Making Computerized Provider Order Entry Work
Despite all the jokes about the poor quality of physician handwriting, physician adoption of computerized provider order entry (CPOE) in hospitals still lags behind other industries' use of technology. As of the end of 2010, less than 22% of hospitals had deployed CPOE. Yet experts claim that this technology reduces over 80% of medication errors and could prevent an estimated 522,000 serious medication errors annually in the US. Even though the federal government has offered $20 billion dollars in incentives to hospitals and health systems through the 2009 stimulus (the ARRA HITECH section of the American Recovery and Reinvestment Act of 2009), many organizations are struggling to implement advanced clinical information systems including CPOE. In addition, industry experts estimate that the healthcare industry is lacking as many as 40,000 persons with expertise in clinical informatics necessary to make it all happen by the 2016 deadline for these incentives. While the scientific literature contains numerous studies and stories about CPOE, no one has written a comprehensive, practical guide like Making CPOE Work. While early adopters of CPOE were mainly academic hospitals, community hospitals are now proceeding with CPOE projects and need a comprehensive guide. Making CPOE Work is a book that will provide a concise guide to help both new and experienced health informatics teams successfully plan and implement CPOE. The book, in a narrative style, draws on the author's decade-long experiences of implementing CPOE at a variety of academic, pediatric and community hospitals across the United States.

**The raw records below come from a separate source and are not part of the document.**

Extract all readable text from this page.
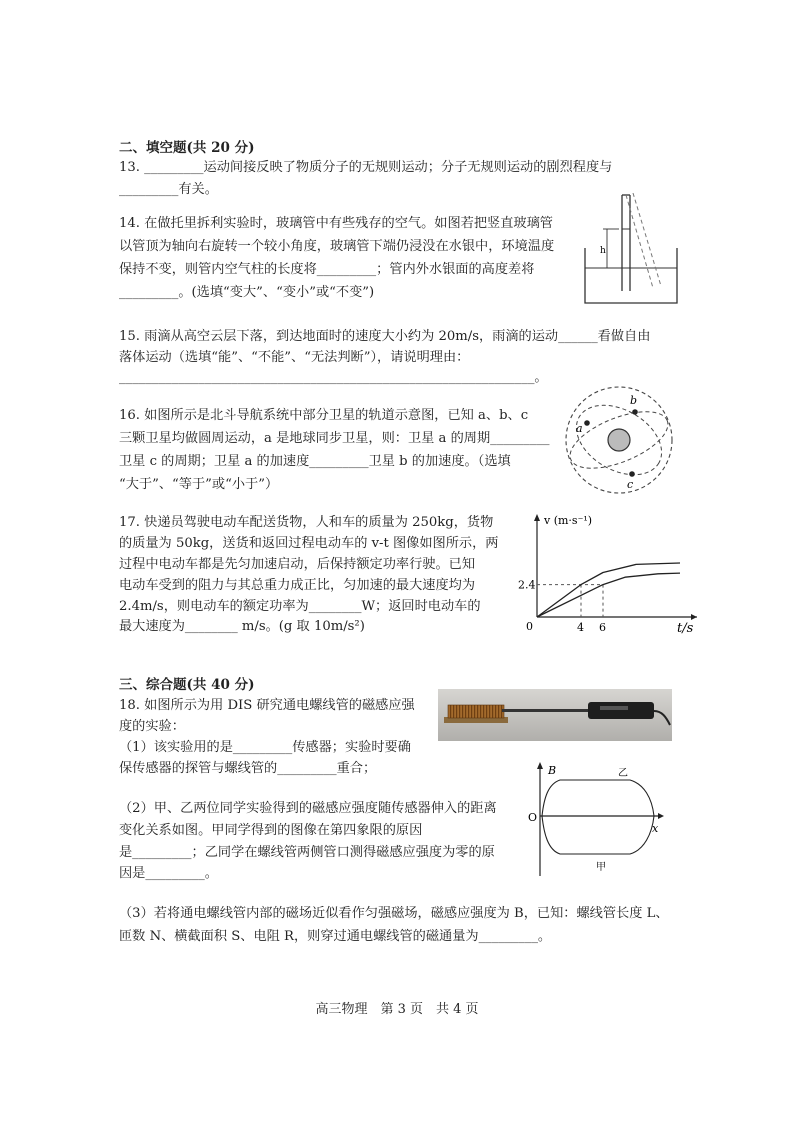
二、填空题(共 20 分)
13. _________运动间接反映了物质分子的无规则运动；分子无规则运动的剧烈程度与
_________有关。
14. 在做托里拆利实验时，玻璃管中有些残存的空气。如图若把竖直玻璃管
以管顶为轴向右旋转一个较小角度，玻璃管下端仍浸没在水银中，环境温度
保持不变，则管内空气柱的长度将_________；管内外水银面的高度差将
_________。(选填“变大”、“变小”或“不变”)
h
15. 雨滴从高空云层下落，到达地面时的速度大小约为 20m/s，雨滴的运动______看做自由
落体运动（选填“能”、“不能”、“无法判断”），请说明理由：
_______________________________________________________________。
16. 如图所示是北斗导航系统中部分卫星的轨道示意图，已知 a、b、c
三颗卫星均做圆周运动，a 是地球同步卫星，则：卫星 a 的周期_________
卫星 c 的周期；卫星 a 的加速度_________卫星 b 的加速度。（选填
“大于”、“等于”或“小于”）
a
b
c
17. 快递员驾驶电动车配送货物，人和车的质量为 250kg，货物
的质量为 50kg，送货和返回过程电动车的 v-t 图像如图所示，两
过程中电动车都是先匀加速启动，后保持额定功率行驶。已知
电动车受到的阻力与其总重力成正比，匀加速的最大速度均为
2.4m/s，则电动车的额定功率为________W；返回时电动车的
最大速度为________ m/s。(g 取 10m/s²)
v (m·s⁻¹)
t/s
0	4 6
2.4
三、综合题(共 40 分)
18. 如图所示为用 DIS 研究通电螺线管的磁感应强
度的实验：
（1）该实验用的是_________传感器；实验时要确
保传感器的探管与螺线管的_________重合；
（2）甲、乙两位同学实验得到的磁感应强度随传感器伸入的距离
变化关系如图。甲同学得到的图像在第四象限的原因
是_________；乙同学在螺线管两侧管口测得磁感应强度为零的原
因是_________。
B
O
x
乙
甲
（3）若将通电螺线管内部的磁场近似看作匀强磁场，磁感应强度为 B，已知：螺线管长度 L、
匝数 N、横截面积 S、电阻 R，则穿过通电螺线管的磁通量为_________。
高三物理　第 3 页　共 4 页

From the Back Cover Making Computerized Provider Order Entry Work is neither a scientific reference guide into medical informatics nor a book on theory or a summary of research studies in the field, but rather it is a practical guide to visioning and executing successful automation of physician workflow in the hospital environment. This adaptation of workflow is the work of a team, with leadership, clear vision, dedication, commitment, external drivers, experience, and the tireless work of those before us in this industry, who have paved the way with both successes and failure. Throughout the book, the author shares hard lessons-learned and guides the reader through the early warning signs that will help avoid the pitfalls. As systems progress, and the regulatory environments change, there will be new challenges and opportunities that will confront those setting up automated physician workflows. However, this book highlights and discusses all of the principles involved such as vision, leadership, project management and change management, which will always need to be incorporated to ensure project success. As such this book will be an important reference for anyone involved in the setting up or use of such systems from the physicians and medical professionals themselves through the medical informaticist to health system executives and other decision makers.